I'm having trouble thinking of a way to start this. I'm a little over emotional because I've been depriving myself of sleep. Everything that has been happening to me is amplified due to that fact. I'm tired, and I want to have a good cry.
It is beyond me why I care about certain things. Things that don't affect my life at all. Things that if I shut my eyes, would disappear. I tend to over-empathize with people and sometimes it really effects my emotions. I think about what they must be going through and it really hurts me. Mind you, these are people that if I never wanted to know about again, it could be easily done.
For example, two of the privates in Eddie's company make me very sad. They, in the past, have annoyed Eddie because of their actions (mostly military related so there is no need to really spell it out). One is tall, kind of goofy looking and doesn't have the best hygiene. He's from a rural area. I feel sorry for him because the other privates talk about him and basically aren't nice to him (pretty mean in fact). The other is a formerly medicated Addh boy who's father (a medal of honor winner) died and his mother remarried and had more children. Again, the other privates are really mean to him because of his personality. Both are really young (20-21) and both are very respectful and nice to me and my boy when I see them.
Last night Eddie mentioned to me on the phone that the tall, goofy one was asking around to use someone's phone to call his family. The people in Eddie's room were being mean and said that if he paid them $5 that they would let him use the phone. I told Eddie that I wanted him to call me back and to please let this guy use the phone. I nearly started crying.
I guess the pain of not being accepted kind of all floods back when I see situations like this. Now, I really don't give a fuck what people think about me (most of the time), but it took 28 years for me to feel this way. I think back to how much it hurt to have people make fun of me. For things I didn't mean or whatever.

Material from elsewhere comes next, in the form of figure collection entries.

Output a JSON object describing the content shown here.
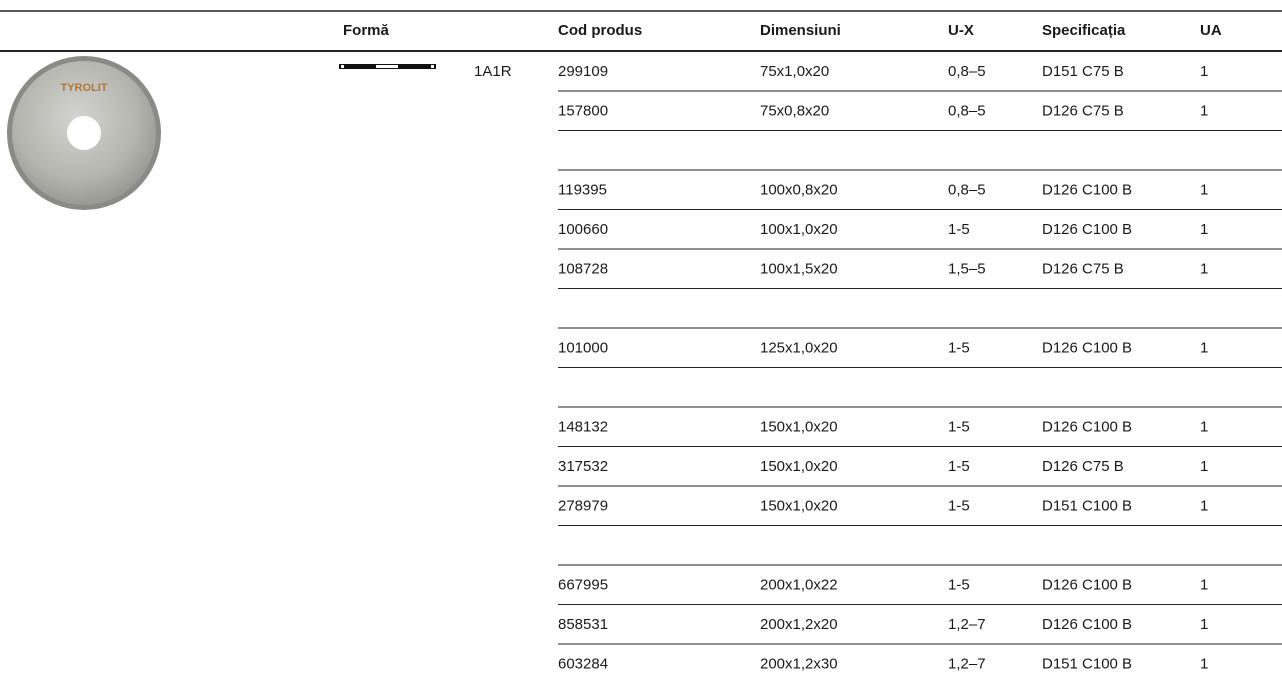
{
  "header": {
    "columns": [
      "Formă",
      "Cod produs",
      "Dimensiuni",
      "U-X",
      "Specificația",
      "UA"
    ]
  },
  "product": {
    "image_label": "TYROLIT",
    "shape": "1A1R"
  },
  "groups": [
    [
      [
        "299109",
        "75x1,0x20",
        "0,8–5",
        "D151 C75 B",
        "1"
      ],
      [
        "157800",
        "75x0,8x20",
        "0,8–5",
        "D126 C75 B",
        "1"
      ]
    ],
    [
      [
        "119395",
        "100x0,8x20",
        "0,8–5",
        "D126 C100 B",
        "1"
      ],
      [
        "100660",
        "100x1,0x20",
        "1-5",
        "D126 C100 B",
        "1"
      ],
      [
        "108728",
        "100x1,5x20",
        "1,5–5",
        "D126 C75 B",
        "1"
      ]
    ],
    [
      [
        "101000",
        "125x1,0x20",
        "1-5",
        "D126 C100 B",
        "1"
      ]
    ],
    [
      [
        "148132",
        "150x1,0x20",
        "1-5",
        "D126 C100 B",
        "1"
      ],
      [
        "317532",
        "150x1,0x20",
        "1-5",
        "D126 C75 B",
        "1"
      ],
      [
        "278979",
        "150x1,0x20",
        "1-5",
        "D151 C100 B",
        "1"
      ]
    ],
    [
      [
        "667995",
        "200x1,0x22",
        "1-5",
        "D126 C100 B",
        "1"
      ],
      [
        "858531",
        "200x1,2x20",
        "1,2–7",
        "D126 C100 B",
        "1"
      ],
      [
        "603284",
        "200x1,2x30",
        "1,2–7",
        "D151 C100 B",
        "1"
      ]
    ]
  ]
}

People were fucking horrible to me at times in my life and for some reason it still carries on into my adult life.
I am by no means saying that I am unique here. I know that probably most people in life were tortured. I was fucked up more then some. I am guessing that if you are reading this, I don't exactly need to go into detail about how much worse it could have been for me. I'm just trying at the moment to work through why I am sitting here crying.

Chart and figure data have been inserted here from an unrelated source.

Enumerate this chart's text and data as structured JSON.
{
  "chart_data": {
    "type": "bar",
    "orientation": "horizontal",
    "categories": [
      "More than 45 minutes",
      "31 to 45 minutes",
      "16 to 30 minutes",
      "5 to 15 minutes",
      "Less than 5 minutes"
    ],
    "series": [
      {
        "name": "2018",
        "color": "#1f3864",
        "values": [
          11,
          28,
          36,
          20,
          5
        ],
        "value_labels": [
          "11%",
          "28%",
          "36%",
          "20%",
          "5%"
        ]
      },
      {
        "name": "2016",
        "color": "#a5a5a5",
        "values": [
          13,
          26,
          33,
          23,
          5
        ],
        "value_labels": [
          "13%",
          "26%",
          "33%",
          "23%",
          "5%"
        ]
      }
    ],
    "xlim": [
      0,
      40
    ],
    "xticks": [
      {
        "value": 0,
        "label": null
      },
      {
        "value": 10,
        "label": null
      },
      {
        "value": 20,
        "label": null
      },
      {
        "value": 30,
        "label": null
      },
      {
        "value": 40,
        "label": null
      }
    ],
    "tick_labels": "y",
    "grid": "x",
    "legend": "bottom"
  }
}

I guess I don't blame most of the people who knew me before, for not liking me today. When I think about the way I was in my late teens and early twenties, I can't say I blame them. I am amazed that Eddie is still with me after the way I was. I was a train wreck before. I was a wounded girl and everything was motivated by trying to fix or forget how hurt I really was. Every action was a reaction to being hurt the first time. When someone steals your innocence, it kind of does that to you.
Fuck. I'm fortunate in that once I get it out, its out. I don't tend to dwell on things once they are written down. I've never really gotten this out.

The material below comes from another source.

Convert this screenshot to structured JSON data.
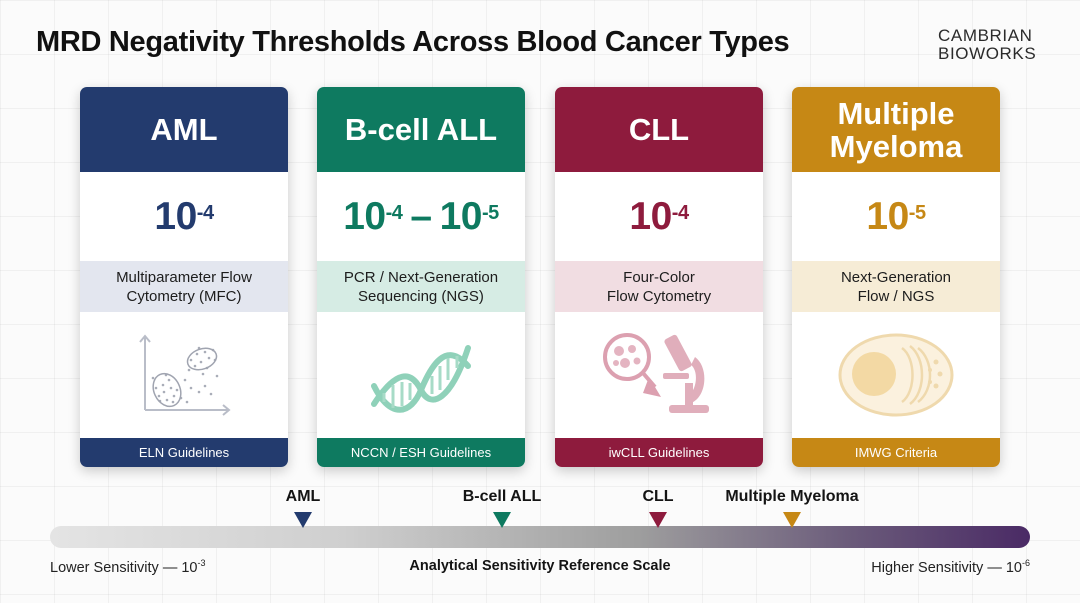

Its about time that I stopped letting the memories from high school hurt me. Its time that I stopped seeking the acceptance from the few acquaintances I have left from that time. I can really admire them, as I do, but the indifference of those people shouldn't bother me like it does. I am twenty eight fucking years old. Its time to let go.
And to top it all off, its been 10 years since I've graduated high school. They are planning a class reunion and while, at first, I was excited about going, I've decided not to. I could if I wanted to, but I won't. I don't need to relive the hell I felt in high school just to see the few people who I liked.
Ugh. Maybe it is time for me to visit a therapist again. Maybe this is my answer to therapy, just much cheaper. Maybe I just need something other than this void of time until we are somewhere for more then a few months. Maybe I just need to have a sense of something to work toward to rather then something to work through.
When I read through my journal entries to attempt to correct punctuation, grammar etc. I get disgusted. I get disgusted at how pitiful it all sounds. I wonder if anyone has made it this far.
***************8
Ok. Thought about it some. Everything below (ie: earlier post) is pretty minute compared to what I found out today. There's a pretty good chance that Eddie might be stationed somewhere in Germany where he's in Bosnia for 1/2 of the year.
Fucking Yay.
All the accumulation is so small compared to the thought of having to go through being without him for half the year.